DETROIT — On Wednesday United Way for Southeastern Michigan held a reception tilted "Ramadan 2012: Fight Against Hunger" at their headquarters in downtown with co-sponsorships from the Michigan Muslim Community Council, Muslims for Humanity, Zaman International, and No Kid Hungry Michigan. The reception addressed the current state of hunger in Michigan and the pro-active measures taken by the organizations to put a cap on an issue that has been steadily increasing since 2007.
|Najah Bazzy speaking on behalf of Zaman International, who donated over 1,500 baskets of food to families in need during Ramadan.|
United Way, an organization that focuses on the qualities of life within communities by strengthening education, income and basic needs launched a campaign titled "No Kid Hungry" at the beginning of the year to help children and families who were having difficulties with consistant accessibility to nutritious foods. The campaign included food drives and pledges, as well as interfaith efforts that reached out to the Muslim community.
Among those present at the event was Najah Bazzy, the Executive Director and Founder of Zaman International, a non-profit organization with a goal to provide "Hope for Humanity" for local residents who are struggling and in need of aid. According to Bazzy, this Ramadan, the organization was able to set-up food baskets for over 1,500 families. Along the way she says she noticed that people are more needy than ever.
"I can tell you that refrigerators are more empty this year than ever before, if there is a refrigerator. I can tell you more cupboards are empty, if there is a home or apartment. I can tell you it's scary that we are the richest country in the world and we feed the world, yet here in Michigan we are trying to feed others," Bazzy stated.
Also speaking at the event was the CEO of United Way for Southeastern Michigan, Michael J. Brennan. Brennan says that in order to experience hunger himself, his family did an experiment for a week where they would only have $5.35 to spend on a bridge card per day. Brennan says the experiment took a toll on his family, resulting in them having to change their lifestyle during the week.
"That Starbucks cup gets thrown out the window right away.
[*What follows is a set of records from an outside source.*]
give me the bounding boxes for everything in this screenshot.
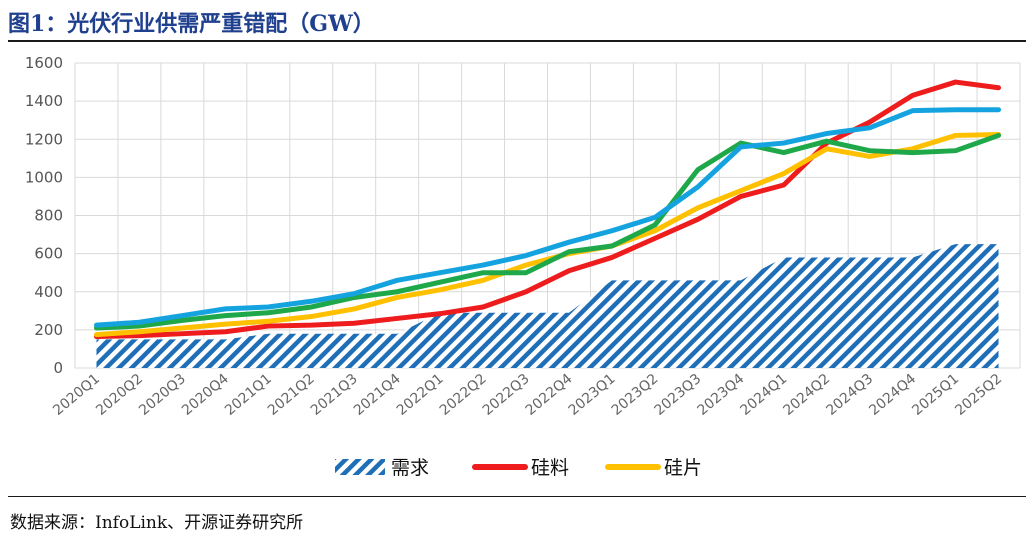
title-divider — [8, 40, 1026, 42]
x-tick-label: 2024Q3 — [823, 371, 876, 419]
x-tick-label: 2023Q2 — [609, 371, 662, 419]
x-tick-label: 2020Q1 — [50, 371, 103, 419]
x-tick-label: 2022Q4 — [523, 371, 576, 419]
legend-swatch-需求 — [335, 459, 385, 475]
footer-divider — [8, 496, 1026, 497]
y-tick-label: 400 — [34, 283, 63, 301]
series-line-硅片 — [93, 131, 1002, 338]
x-tick-label: 2024Q4 — [866, 371, 919, 419]
x-tick-label: 2023Q3 — [652, 371, 705, 419]
y-tick-label: 1400 — [25, 92, 63, 110]
x-tick-label: 2023Q4 — [695, 371, 748, 419]
x-tick-label: 2023Q1 — [566, 371, 619, 419]
x-tick-label: 2022Q1 — [394, 371, 447, 419]
x-tick-label: 2025Q2 — [952, 371, 1005, 419]
x-tick-label: 2024Q2 — [780, 371, 833, 419]
x-tick-label: 2022Q3 — [480, 371, 533, 419]
y-tick-label: 1200 — [25, 130, 63, 148]
series-lines-layer — [93, 79, 1002, 340]
legend-label-硅料: 硅料 — [531, 457, 569, 479]
series-line-电池片 — [93, 132, 1002, 331]
x-tick-label: 2021Q1 — [222, 371, 275, 419]
y-tick-label: 800 — [34, 207, 63, 225]
legend: 需求 硅料 硅片 — [335, 457, 702, 479]
demand-area — [96, 244, 999, 368]
y-tick-label: 1000 — [25, 168, 63, 186]
y-tick-label: 600 — [34, 245, 63, 263]
y-axis: 0 200 400 600 800 1000 1200 1400 1600 — [25, 54, 63, 377]
chart-title: 图1：光伏行业供需严重错配（GW） — [8, 11, 375, 37]
legend-label-硅片: 硅片 — [664, 457, 702, 479]
x-tick-label: 2024Q1 — [737, 371, 790, 419]
y-tick-label: 0 — [53, 359, 63, 377]
legend-label-需求: 需求 — [391, 457, 429, 479]
x-tick-label: 2021Q3 — [308, 371, 361, 419]
y-tick-label: 1600 — [25, 54, 63, 72]
demand-area-layer — [96, 244, 999, 368]
x-tick-label: 2025Q1 — [909, 371, 962, 419]
x-tick-label: 2022Q2 — [437, 371, 490, 419]
x-tick-label: 2020Q2 — [93, 371, 146, 419]
x-tick-label: 2021Q2 — [265, 371, 318, 419]
x-tick-label: 2020Q3 — [136, 371, 189, 419]
x-axis: 2020Q12020Q22020Q32020Q42021Q12021Q22021… — [50, 371, 1005, 419]
y-tick-label: 200 — [34, 321, 63, 339]
x-tick-label: 2021Q4 — [351, 371, 404, 419]
x-tick-label: 2020Q4 — [179, 371, 232, 419]
data-source-note: 数据来源：InfoLink、开源证券研究所 — [10, 513, 304, 533]
series-line-组件 — [93, 107, 1002, 328]
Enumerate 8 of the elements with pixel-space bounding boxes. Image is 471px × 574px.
Surprisingly, an apple starts looking like an expensive item. To try to burn through $5 a day on food is a rather difficult task. I am in no way saying I have an understanding of what that's like in the long haul, but i can tell you that it made me acutely aware...it was really hard to concentrate on anything else that week," Brennan stated.
Brennan also pointed out that one of the main problems with the bridge card program is a lot people aren't able to get passed the application process because they have to fill out a form that is over 20 pages in length, making it difficult for some people who might be illiterate. He says the organization is trying to find ways to make the forms more simple for applicants to fill out
Also taking the podium was Muzammil Ahmed, the current chairperson of the Michigan Muslim Community Council. Ahmed says their organization had a goal to feed 10,000 people by the end of Ramadan when they started their food drives, but by the middle of the month they had already started surpassing those numbers due to the strong efforts made by the communities.
"There are people doing incredible things for the community without them even getting recognition. We hope this partnership with United Way will help us recognize these people and there efforts so we can be inspired by them," Ahmed stated.
Also at the event were youth members from the Muslim Community of Western Suburbs (MCWS), a mosque located in Canton. Members from the mosque decided to volunteer on their own time and were actively involved in collecting food for the drives that were organized by United Way.
"We collected somewhere around 2,000 pounds of food just from our mosque. We've also went out to Gleaners and to soup kitchens... I honestly think it's a great step that all these organizations are combining forces together, we've been able to impact a lot more people across the board," said Sabrina Ali.
United Way has set a goal by 2018 to reduce hunger by at least 50% in their target communities. Another major goal is to ensure that at least 80,000 children are able to have three free meals a day either during school hours or through child based food programs.